Now what I found finally about our contemporary mystics was this. When they said that a wooden post was wonderful (a point on which we are all agreed, I hope) they meant that they could make something wonderful out of it by thinking about it. “Dream; there is no truth,” said Mr. Yeats, “but in your own heart.” The modern mystic looked for the post, not outside in the garden, but inside, in the mirror of his mind. But the mind of the modern mystic, like a dandy's dressing-room, was entirely made of mirrors. Thus glass repeated glass like doors opening inwards for ever; till one could hardly see that inmost chamber of unreality where the post made its last appearance.

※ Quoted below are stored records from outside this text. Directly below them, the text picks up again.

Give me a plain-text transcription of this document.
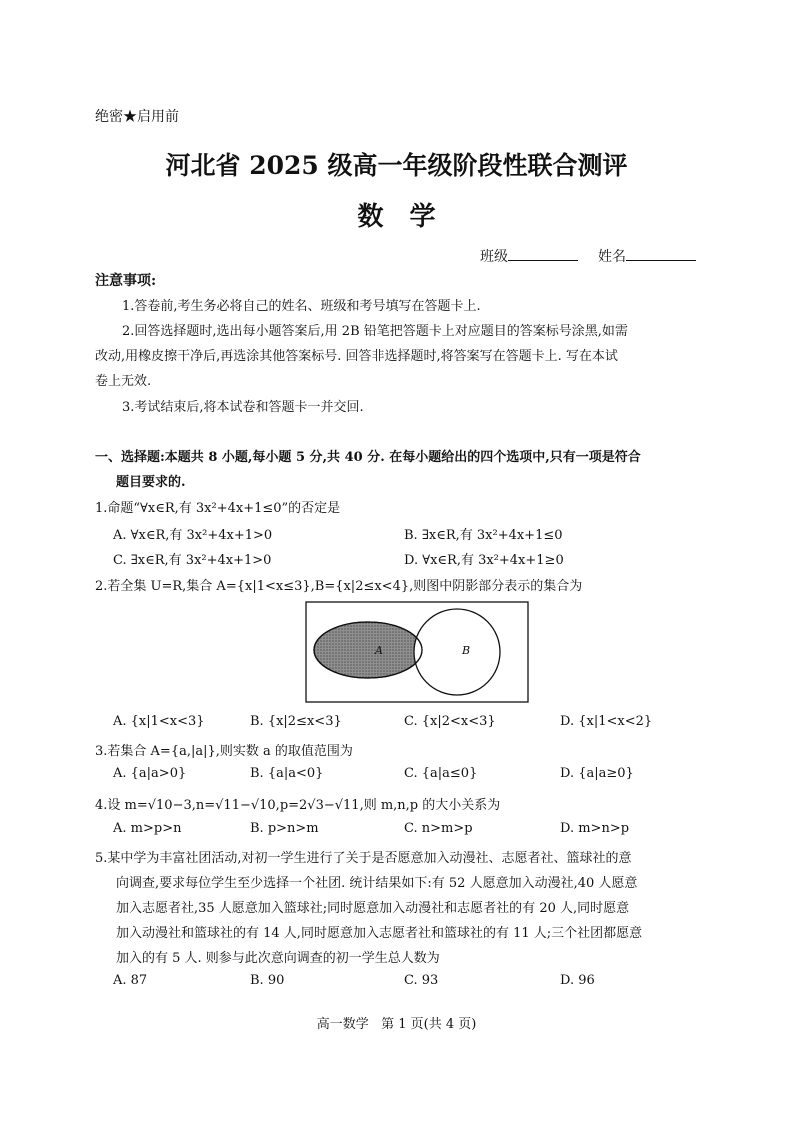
绝密★启用前
河北省 2025 级高一年级阶段性联合测评
数学
班级	姓名
注意事项:
1.答卷前,考生务必将自己的姓名、班级和考号填写在答题卡上.
2.回答选择题时,选出每小题答案后,用 2B 铅笔把答题卡上对应题目的答案标号涂黑,如需
改动,用橡皮擦干净后,再选涂其他答案标号. 回答非选择题时,将答案写在答题卡上. 写在本试
卷上无效.
3.考试结束后,将本试卷和答题卡一并交回.
一、选择题:本题共 8 小题,每小题 5 分,共 40 分. 在每小题给出的四个选项中,只有一项是符合
题目要求的.
1.命题“∀x∈R,有 3x²+4x+1≤0”的否定是
A. ∀x∈R,有 3x²+4x+1>0	B. ∃x∈R,有 3x²+4x+1≤0
C. ∃x∈R,有 3x²+4x+1>0	D. ∀x∈R,有 3x²+4x+1≥0
2.若全集 U=R,集合 A={x|1<x≤3},B={x|2≤x<4},则图中阴影部分表示的集合为
A	B
A. {x|1<x<3}	B. {x|2≤x<3}	C. {x|2<x<3}	D. {x|1<x<2}
3.若集合 A={a,|a|},则实数 a 的取值范围为
A. {a|a>0}	B. {a|a<0}	C. {a|a≤0}	D. {a|a≥0}
4.设 m=√10−3,n=√11−√10,p=2√3−√11,则 m,n,p 的大小关系为
A. m>p>n	B. p>n>m	C. n>m>p	D. m>n>p
5.某中学为丰富社团活动,对初一学生进行了关于是否愿意加入动漫社、志愿者社、篮球社的意
向调查,要求每位学生至少选择一个社团. 统计结果如下:有 52 人愿意加入动漫社,40 人愿意
加入志愿者社,35 人愿意加入篮球社;同时愿意加入动漫社和志愿者社的有 20 人,同时愿意
加入动漫社和篮球社的有 14 人,同时愿意加入志愿者社和篮球社的有 11 人;三个社团都愿意
加入的有 5 人. 则参与此次意向调查的初一学生总人数为
A. 87	B. 90	C. 93	D. 96
高一数学   第 1 页(共 4 页)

And as the mirrors of the modern mystic's mind are most of them curved and many of them cracked, the post in its ultimate reflection looked like all sorts of things; a waterspout, the tree of knowledge, the sea-serpent standing upright, a twisted column of the new natural architecture, and so on. Hence we have Picasso and a million puerilities. But I was never interested in mirrors; that is, I was never primarily interested in my own reflection—or reflections. I am interested in wooden posts, which do startle me like miracles. I am interested in the post that stands waiting outside my door, to hit me over the head, like a giant's club in a fairy tale. All my mental doors open outwards into a world I have not made. My last door of liberty opens upon a world of sun and solid things, of objective adventures. The post in the garden; the thing I could neither create nor expect: strong plain daylight on stiff upstanding wood: it is the Lord's doing, and it is marvellous in our eyes.

When the modern mystics said they liked to see a post, they meant they liked to imagine it. They were better poets than I; and they imagined it as soon as they saw it. Now I might see a post long before I had imagined it—and (as I have already described) I might feel it before I saw it. To me the post is wonderful because it is there; there whether I like it or not. I was struck silly by a post, but if I were struck blind by a thunderbolt, the post would still be there; the substance of things not seen. For the amazing thing about the universe is that it exists; not that we can discuss its existence. All real spritiuality is a testimony to this world as much as the other: the material universe does exist. The Cosmos still quivers to its topmost star from that great kick that Dr. Johnson gave the stone when he defied Berkeley. The kick was not philosophy—but it was religion.

Now the mystics around me had not this lively faith that things are fantasies because they are facts. They wanted, as all magicians did, “to control the elements”; to be the Cosmos. They wished the stars to be their omnipresent eyes and winds their long wild tongues unrolled; and therefore they favoured twilight, and all the dim and borderland mdeiums in which one thing melts into another—in which a man can be as large as Nature and (what is worse) as impersonal as Nature. But I never was properly impressed with the mystery of twilight, but rather with the riddle of daylight, as huge and staring as the sphinx. I felt it in big bare buildings against a blue sky, high houses gutted or still empty, great blank walls washed with warm light as with a monstrous brush. One seemed to have come to the back of everything. And everything had that strange and high indifference that belongs only to things that are… You see I have not said what I meant: but if you admit that my head and the post were equally wonderful, I give you leave to say they were equally wooden.